BENGALURU: For years, Amazon set the pace for faster delivery in Indian e-commerce. Then quick commerce reset expectations altogether, compressing delivery windows from days to minutes.
“Were we slow off the gate? I’ll acknowledge a little bit of that,” Amazon India country manager Samir Kumar told Mint in an interview, reflecting on the company’s response to a category that has rapidly become one of the most important forces shaping retail in the country.
Now, Amazon is moving to catch up. Quick commerce has become one of its biggest priorities in India, with plans to scale its quick-commerce service, Amazon Now, to 100 cities this year through more than 1,000 micro-fulfilment centres. The company is launching about two to three such facilities a day, building on its 13-year-old fulfilment and seller infrastructure.
“We are leveraging our 13 years of experience building the entire supply chain,” Kumar said, arguing that Amazon’s strengths in selection, inventory management, and fulfilment will become increasingly important as quick commerce matures.
The push comes as Amazon marks 13 years in India, with the country’s e-commerce market entering a new phase. Quick commerce has reshaped convenience and speed expectations even as millions of new users continue to come online, leaving room for further expansion in online retail.
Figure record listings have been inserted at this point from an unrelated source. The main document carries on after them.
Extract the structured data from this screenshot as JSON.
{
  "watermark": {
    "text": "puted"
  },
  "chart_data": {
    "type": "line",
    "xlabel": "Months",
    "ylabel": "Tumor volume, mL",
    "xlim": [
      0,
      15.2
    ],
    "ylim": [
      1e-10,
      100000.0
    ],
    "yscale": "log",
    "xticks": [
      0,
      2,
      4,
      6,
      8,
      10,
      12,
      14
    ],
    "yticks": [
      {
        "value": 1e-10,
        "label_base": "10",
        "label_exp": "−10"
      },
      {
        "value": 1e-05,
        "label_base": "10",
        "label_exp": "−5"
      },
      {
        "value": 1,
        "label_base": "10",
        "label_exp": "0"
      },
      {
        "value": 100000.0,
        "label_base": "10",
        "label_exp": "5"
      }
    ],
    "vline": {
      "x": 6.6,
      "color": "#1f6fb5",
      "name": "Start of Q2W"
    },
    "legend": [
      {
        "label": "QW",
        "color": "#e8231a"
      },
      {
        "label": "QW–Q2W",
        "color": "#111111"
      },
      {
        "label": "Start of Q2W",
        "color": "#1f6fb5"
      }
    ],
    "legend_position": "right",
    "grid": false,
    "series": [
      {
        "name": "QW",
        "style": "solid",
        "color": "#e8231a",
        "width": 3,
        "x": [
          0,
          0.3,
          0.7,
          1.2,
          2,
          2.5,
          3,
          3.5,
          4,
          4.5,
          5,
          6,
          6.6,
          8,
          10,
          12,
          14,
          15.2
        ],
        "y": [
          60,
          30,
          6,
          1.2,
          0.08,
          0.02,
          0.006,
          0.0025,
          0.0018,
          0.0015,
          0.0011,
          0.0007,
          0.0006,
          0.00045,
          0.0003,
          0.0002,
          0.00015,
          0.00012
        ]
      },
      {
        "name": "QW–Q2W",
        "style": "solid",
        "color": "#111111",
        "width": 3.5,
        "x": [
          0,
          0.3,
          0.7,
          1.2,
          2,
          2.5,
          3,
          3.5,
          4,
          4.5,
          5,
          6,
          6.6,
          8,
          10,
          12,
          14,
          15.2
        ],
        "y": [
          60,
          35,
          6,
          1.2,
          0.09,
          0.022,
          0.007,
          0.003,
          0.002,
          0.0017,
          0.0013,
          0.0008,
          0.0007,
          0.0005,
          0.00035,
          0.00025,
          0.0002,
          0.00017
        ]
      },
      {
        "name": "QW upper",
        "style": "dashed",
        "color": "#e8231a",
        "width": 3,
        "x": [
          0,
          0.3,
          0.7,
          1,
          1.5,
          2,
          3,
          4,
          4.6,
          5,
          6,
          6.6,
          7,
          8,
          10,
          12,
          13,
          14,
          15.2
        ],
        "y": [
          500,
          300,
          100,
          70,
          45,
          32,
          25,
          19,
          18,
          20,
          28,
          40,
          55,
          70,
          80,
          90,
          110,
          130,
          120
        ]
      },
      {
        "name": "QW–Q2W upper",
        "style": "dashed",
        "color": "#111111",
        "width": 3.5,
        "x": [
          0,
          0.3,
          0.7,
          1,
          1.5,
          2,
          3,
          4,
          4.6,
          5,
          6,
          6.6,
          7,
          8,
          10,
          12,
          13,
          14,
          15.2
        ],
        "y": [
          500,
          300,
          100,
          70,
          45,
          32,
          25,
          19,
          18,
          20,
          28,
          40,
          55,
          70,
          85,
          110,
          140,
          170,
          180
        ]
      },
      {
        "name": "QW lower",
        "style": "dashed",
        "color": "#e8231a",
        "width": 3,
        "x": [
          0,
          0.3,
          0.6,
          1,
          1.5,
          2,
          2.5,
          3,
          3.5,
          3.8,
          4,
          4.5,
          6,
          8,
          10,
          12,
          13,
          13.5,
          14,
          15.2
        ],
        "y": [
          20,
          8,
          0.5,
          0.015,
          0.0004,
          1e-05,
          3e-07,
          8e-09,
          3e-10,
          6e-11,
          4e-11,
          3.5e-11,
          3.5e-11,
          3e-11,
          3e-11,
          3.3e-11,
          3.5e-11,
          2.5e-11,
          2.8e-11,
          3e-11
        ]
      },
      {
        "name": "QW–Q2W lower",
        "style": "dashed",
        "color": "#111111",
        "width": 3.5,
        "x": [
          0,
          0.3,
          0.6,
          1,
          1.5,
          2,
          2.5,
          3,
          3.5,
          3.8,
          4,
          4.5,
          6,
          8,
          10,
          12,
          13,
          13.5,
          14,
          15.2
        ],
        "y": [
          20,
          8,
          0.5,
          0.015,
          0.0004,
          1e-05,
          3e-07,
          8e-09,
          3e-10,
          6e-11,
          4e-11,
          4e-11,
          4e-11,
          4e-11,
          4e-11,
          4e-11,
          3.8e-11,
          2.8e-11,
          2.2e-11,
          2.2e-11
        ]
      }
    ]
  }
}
Amazon was among the early players to offer same-day and next-day delivery for Prime customers, long before newer entrants compressed timelines to minutes. Kumar said the company has steadily improved delivery speeds within Prime and is now extending that effort through Amazon Now.
As of end of 2025, Ltd’s Blinkit leads quick commerce with a 47% share, followed by at 24% and Swiggy Instamart at 22%, while others, including Flipkart Minutes, Amazon Now and BigBasket, account for 7%, according to estimates by Datum Intelligence.
Amazon remains India’s second-largest e-commerce player, with a 25-30% gross merchandise value share and nearly 150 million monthly active users, according to a May report by ICICI Securities.
Its marketplace unit, Amazon Seller Services, cut losses by a tenth to ₹374 crore in FY25 from a year earlier, helped by controlled expenses and higher marketplace and advertising revenue, according to financial statements accessed by business intelligence platform Tofler.
Beyond speed
For Kumar, quick commerce is not just about faster delivery than rivals. Amazon’s bet is that its scale advantages—in assortment, supply chain management and technology—will become more decisive as the category expands.
“The game will be offering the widest selection at the lowest depth,” Kumar said. “That’s where our technology and tools that we have built over the years will be a big differentiator.”
Amazon is positioning Amazon Now as a complementary layer to its core marketplace: a service for everyday and last-minute purchases, alongside a broader platform for planned, higher-value shopping.
“If you forgot a gift before a party, Amazon Now will offer you that,” Kumar said. “But for bigger planned purchases—from party supplies to home-improvement products—Amazon’s wider catalogue remains its differentiator.”
Early signals, according to Kumar, suggest traction is building.Amazon Now order volumes are growing about 25% month-on-month, while Prime customers shop three times more frequently once they begin using the service, Kumar said. Sellers are also increasingly participating as demand rises.
The Prime ecosystem remains central to Amazon’s India strategy. The company expects its India Prime member base to nearly double from 2023 levels by the end of 2026, with more than 70% of new members coming from non-metro cities. Prime members, Kumar said, shop five times more frequently than non-Prime customers.
Bullish on India
Despite intensifying competition across e-commerce and quick commerce, Kumar said Amazon’s conviction in India has strengthened.
“India is still very young. India is still coming online,” he said, pointing to rising internet adoption, growing disposable incomes and relatively low e-commerce penetration.
That outlook underpins investment. Amazon has committed $35 billion towards India by 2030 and recently announced an additional ₹2,800 crore investment in operations infrastructure, expanding fulfilment capacity in cities including Bhubaneshwar, Patna and Visakhapatnam, and strengthening delivery networks in regions such as the northeast.
Kumar rejected the idea that quick commerce forces a trade-off between growth and profitability.
“It’s not growth or profitability. It’s growth and profitability,” he said. “While we want to grow big and fast, we are not a charity. We’re going to build a business the right way.”
Looking ahead, he pointed to artificial intelligence as a potential enabler across sellers and consumers, particularly in smaller cities—from helping entrepreneurs create product listings in local languages to improving discovery and shopping experiences for first-time internet users.
“For a big part of India, AI will not just make things better. It will make things possible,” Kumar said.